Don_Scott · 1 November 2024 21:57

@gchen Not exactly positive, but this is almost a full restore, so I would estimate ~80TiB needs to be downloaded (gigabit fiber in place). The ZFS array has 323T of space, so a copy is definitely an option. I was seeing ~20-30 MB/s (significantly below gigabit) on restore.

Any advice on parameters I should set or commands I should run to plan this?

Specifically – my azure storage is PW protected and has a key. Should I create a bit-identical copy (with the same key) or just have a non-encrypted local copy. (Is one approach better? – If it’s possible to use the rsync tools to copy blobs that will probably be the best…)

gchen · 1 November 2024 22:49

I think -bit-identical should be used. With this option you can use rsync/rclone to copy chunks, but you need to figure out which chunks to copy. duplicacy copy is so much simpler and support multithreaded downloading.
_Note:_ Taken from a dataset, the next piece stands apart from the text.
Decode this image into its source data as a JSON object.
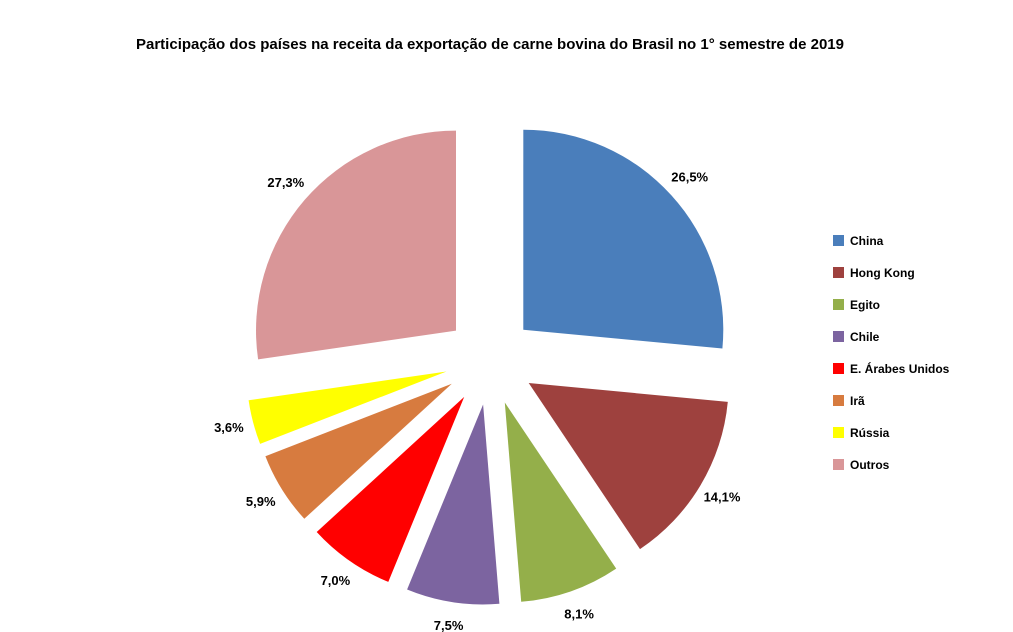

Here are the commands to run:

mkdir -p \path\to\local\storage
mkdir -p \path\to\restore\directory
cd \path\to\restore\directory
duplicacy init backup_id azure://storage
duplicacy add -copy default local -bit-identical backup_id \path\to\local\storage
duplicacy copy -from default -to local -r 119 -download-threads 40
duplicacy restore -r 119 -storage local

Don_Scott · 1 November 2024 23:51

I did a bit of testing and found that I needed to add -threads 16 to get the into the 900 mbps territory. Based on current speed it looks like I will be able to test a restore in a little over a week.

I will follow up!

Droolio · 4 November 2024 16:01

Incidentally, if you have a local copy of much of the source files (partial or old), you could ‘pre-seed’ a local backup storage, that you can ‘top up’ from the remote storage.

All you’d have to do is make a copy-compatible storage - i.e. create a new (empty) local storage, using the remote storage as a copy-compatible template. Then backup those source files to that local storage using temporary IDs; this all happens locally. As a result, you’d have a bunch of content-defined chunks which a final copy from the remote can fill in, skipping chunks you already have.

Obviously, this requires you to have at least some of the original files to make this worthwhile - depending on how much you have, could save quite a bit of time.

Don_Scott · 9 November 2024 17:18

@Droolio and @gchen So the backup is now local and I am observing disappointing restore speeds. To elaborate:

Mostly empty large ZFS array (virgin) so no frag, 1M block sizes.
Robust ARC / ECC ram (>500 GB)
I am seeing the same behavior at 64 threads, and 128.

Behavior:

The restore is flying along 450-550 MB/s, then it will suddenly pause/hand for about 30-60s.
No IOWAIT (ZFS reports idle, with very little queued activity).
The pause is preceded by a small (~1-2k) surge in write operations for 1-2s, which I see in the queue.
During the pause, CPU is practically idle except for one core – which is maxed.
AVG restore speed is 150 MB/s with the pauses. This array can easily handle 600-750 MB/s sustained writes.
Reducing the thread count to 16 does not eliminate the pauses, and results in a considerable reduction in throughput.

Any guesses on what could be happening? It seems like some kind of single-threaded program behavior is causing the restore process to pause. GC?

gchen · 10 November 2024 02:09

64 threads are definitely too many. The restore is basically single threaded in the sense that only one thread writes to the disk to restore files one by one while there are multiple download threads retrieving chunks from the storage. Try 4 threads to see if that helps.

You can also run multiple restore jobs, one for each subdirectory, if that is possible.